It’s so easy to look around at all the other libraries doing sensory story times and think, so is that all there is to it? I’ll hop on the bandwagon and do a sensory storytime too. Ah, check! Requirement fulfilled, I can move on because now because I’m serving a unique population, so I don’t have to do anything else. Hey, not so fast buddy! You can do more. You should do more. You’re probably forgetting some underserved population that could be of benefit to your library programming talents. In fact, you’re probably missing some key demographic that’s right under your nose. The beauty of it is, you don’t necessarily have to design a unique program or service either. So look around, some groups are out there waiting for you to include them in your wonderful family storytime, library game night or summer reading/learning program. So, what is a special population anyway? A special population is one that is underserved by your library. Remember, we want all children and families to feel welcome and have access to all of the programs, services, and materials in our libraries.
Have you ever thought about making sure that you have resources for homeschoolers for instance? Or that you whip up a quick flyer inviting them to use your space during the day. How about making sure that parents with active children have a place to have a timeout or that there are active learning materials out of for those families with very young children who wouldn’t otherwise stay at the library because they feel like the library is a bastion of solitude. Many of our spaces are play-centric now, and families just need to be told, hey it’s okay to play and be a little noisy.
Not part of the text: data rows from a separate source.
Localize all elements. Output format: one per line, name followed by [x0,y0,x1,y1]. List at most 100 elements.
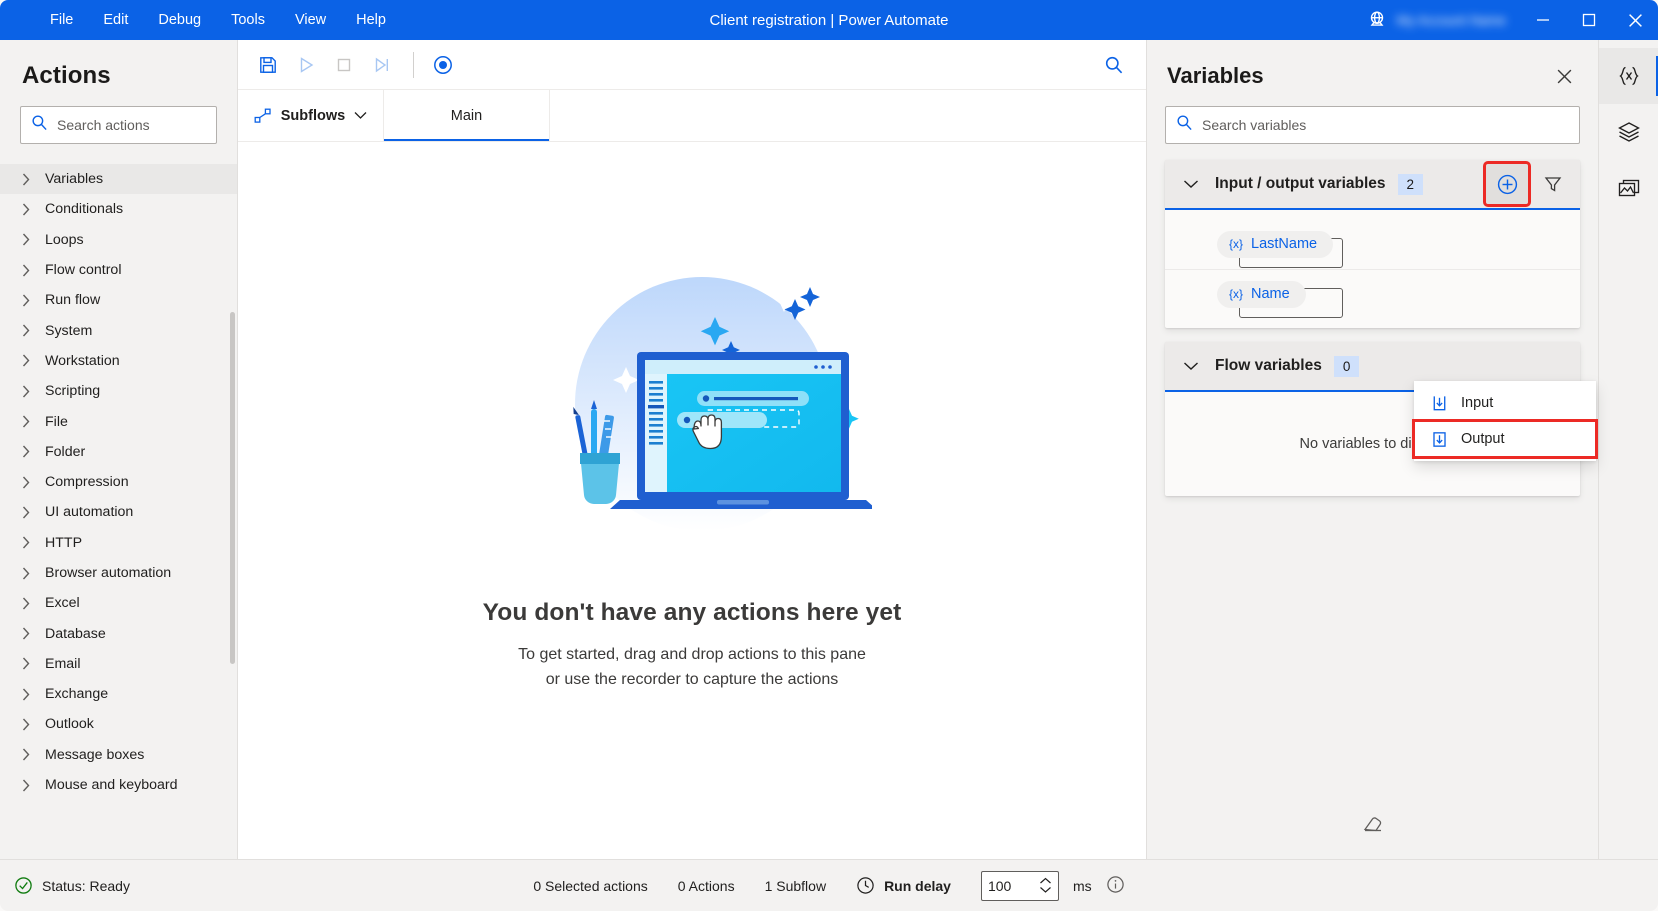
category-excel[interactable]: Excel [0,588,237,618]
input-output-variable-rows: {x} LastName {x} Name [1165,210,1580,328]
category-message-boxes[interactable]: Message boxes [0,740,237,770]
close-button[interactable] [1612,0,1658,40]
category-exchange[interactable]: Exchange [0,679,237,709]
search-actions-box[interactable] [20,106,217,144]
run-next-action-button[interactable] [364,48,400,82]
chevron-right-icon [22,688,30,701]
category-database[interactable]: Database [0,618,237,648]
category-label: Flow control [45,262,121,278]
search-variables-input[interactable] [1202,117,1569,133]
category-label: Message boxes [45,747,144,763]
variable-chip[interactable]: {x} Name [1217,281,1306,308]
category-scripting[interactable]: Scripting [0,376,237,406]
category-label: Workstation [45,353,120,369]
rail-ui-elements-button[interactable] [1599,104,1658,160]
category-workstation[interactable]: Workstation [0,346,237,376]
category-mouse-and-keyboard[interactable]: Mouse and keyboard [0,770,237,800]
input-output-section-header[interactable]: Input / output variables 2 [1165,160,1580,210]
menu-item-label: Input [1461,395,1493,411]
run-delay-stepper[interactable] [981,871,1059,901]
category-label: Outlook [45,716,94,732]
subflows-count: 1 Subflow [765,878,826,894]
flow-designer: Subflows Main [238,40,1146,859]
variable-name: Name [1251,286,1290,302]
empty-state-subtitle: To get started, drag and drop actions to… [518,643,866,693]
menu-item-input[interactable]: Input [1414,385,1596,421]
sidebar-scrollbar[interactable] [230,312,235,664]
chevron-right-icon [22,233,30,246]
close-variables-panel-button[interactable] [1548,60,1580,92]
category-outlook[interactable]: Outlook [0,709,237,739]
run-delay-input[interactable] [988,878,1034,894]
flow-canvas[interactable]: You don't have any actions here yet To g… [238,142,1146,859]
rail-variables-button[interactable] [1599,48,1658,104]
category-http[interactable]: HTTP [0,528,237,558]
maximize-button[interactable] [1566,0,1612,40]
chevron-right-icon [22,748,30,761]
menu-item-output[interactable]: Output [1414,421,1596,457]
menu-help[interactable]: Help [342,5,400,35]
run-button[interactable] [288,48,324,82]
minimize-button[interactable] [1520,0,1566,40]
search-variables-box[interactable] [1165,106,1580,144]
stepper-arrows[interactable] [1039,877,1052,894]
category-loops[interactable]: Loops [0,225,237,255]
category-variables[interactable]: Variables [0,164,237,194]
chevron-up-icon[interactable] [1039,877,1052,885]
run-delay-label: Run delay [884,878,951,894]
tab-main[interactable]: Main [384,90,550,141]
category-system[interactable]: System [0,315,237,345]
category-folder[interactable]: Folder [0,437,237,467]
chevron-right-icon [22,506,30,519]
variable-row[interactable]: {x} Name [1165,269,1580,318]
designer-search-button[interactable] [1096,48,1132,82]
rail-images-button[interactable] [1599,160,1658,216]
category-flow-control[interactable]: Flow control [0,255,237,285]
search-icon [31,114,48,136]
category-conditionals[interactable]: Conditionals [0,194,237,224]
chevron-right-icon [22,476,30,489]
variables-braces-icon [1616,64,1642,88]
chevron-right-icon [22,657,30,670]
menu-item-label: Output [1461,431,1505,447]
menu-file[interactable]: File [36,5,87,35]
category-ui-automation[interactable]: UI automation [0,497,237,527]
account-area[interactable]: My Account Name [1366,9,1506,31]
category-email[interactable]: Email [0,649,237,679]
chevron-right-icon [22,536,30,549]
save-button[interactable] [250,48,286,82]
menu-view[interactable]: View [281,5,340,35]
designer-toolbar [238,40,1146,90]
chevron-right-icon [22,597,30,610]
chevron-right-icon [22,294,30,307]
variable-row[interactable]: {x} LastName [1165,220,1580,269]
chevron-right-icon [22,627,30,640]
menu-edit[interactable]: Edit [89,5,142,35]
add-variable-button[interactable] [1486,164,1528,204]
stop-button[interactable] [326,48,362,82]
search-actions-input[interactable] [57,117,206,133]
panel-footer [1147,814,1598,859]
flow-variables-section-title: Flow variables [1215,357,1322,375]
category-run-flow[interactable]: Run flow [0,285,237,315]
input-output-variables-section: Input / output variables 2 [1165,160,1580,328]
filter-variables-button[interactable] [1532,164,1574,204]
empty-state-line1: To get started, drag and drop actions to… [518,643,866,668]
subflows-tab[interactable]: Subflows [238,90,384,141]
category-browser-automation[interactable]: Browser automation [0,558,237,588]
chevron-down-icon[interactable] [1181,361,1201,371]
chevron-down-icon[interactable] [1039,886,1052,894]
eraser-icon[interactable] [1362,814,1384,841]
chevron-down-icon[interactable] [1181,179,1201,189]
category-compression[interactable]: Compression [0,467,237,497]
category-label: Run flow [45,292,100,308]
menu-tools[interactable]: Tools [217,5,279,35]
category-label: System [45,323,92,339]
category-label: Variables [45,171,103,187]
recorder-button[interactable] [425,48,461,82]
menu-debug[interactable]: Debug [144,5,215,35]
info-icon[interactable] [1106,875,1125,897]
category-file[interactable]: File [0,406,237,436]
variable-chip[interactable]: {x} LastName [1217,231,1333,258]
chevron-right-icon [22,445,30,458]
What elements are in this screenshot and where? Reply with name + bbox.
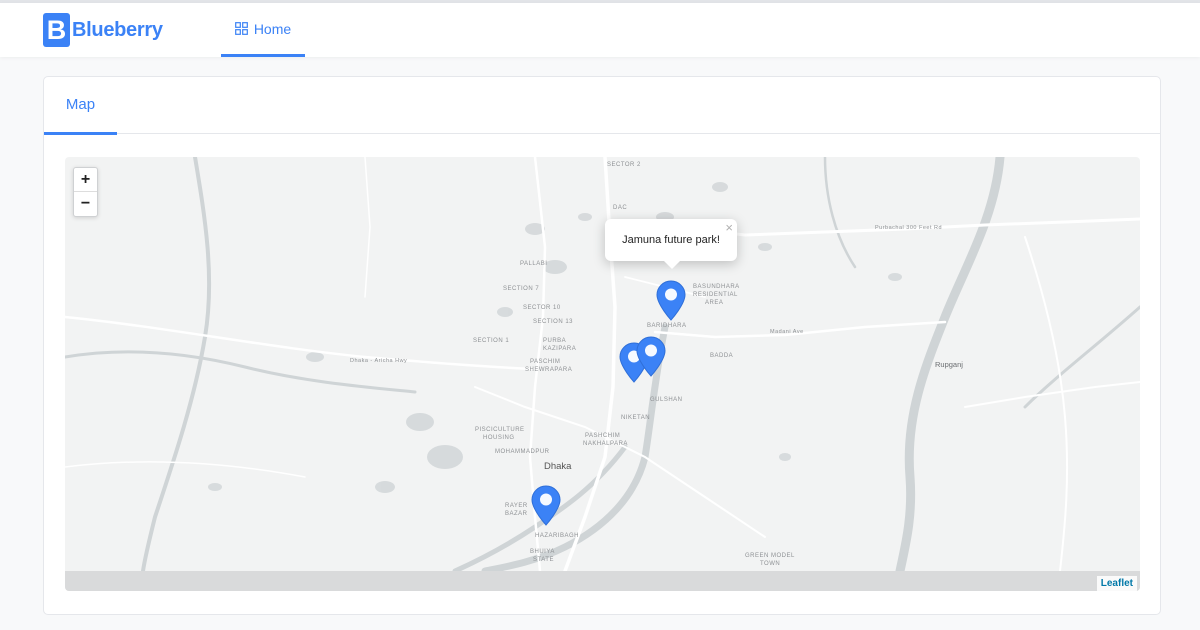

Maybe you develop a playgroup just for those families so that they can take advantage of their toddlers’ innate talent to dice it up a bit.
Perhaps you purchase books in Urdu to make available to a spike in an immigrant population in your area. Maybe you partner with an organization to come in and do a parent education workshop and a ‘Mommy and Me’ storytime for teen mothers. These are just a smattering of ideas that you could employ today to make your library relevant and hip to everyone. Refer to the ALSC Library Service to Special Population Children and their Caregivers: A Toolkit for Librarians and Library Workers as a resource and training tool for yourself and newly minted library personnel.
Always keep in mind that a little goes a long way towards making sure that all families feel welcome in your library because that’s the name of the game when we’re talking about special populations, a welcoming and tolerant atmosphere! There are countless ways to get involved in the inclusiveness arena. Inclusivity is not just about families with children on the spectrum. It’s about all of us! So remember always to be on the lookout for the little guy or gal or person because they’re everywhere!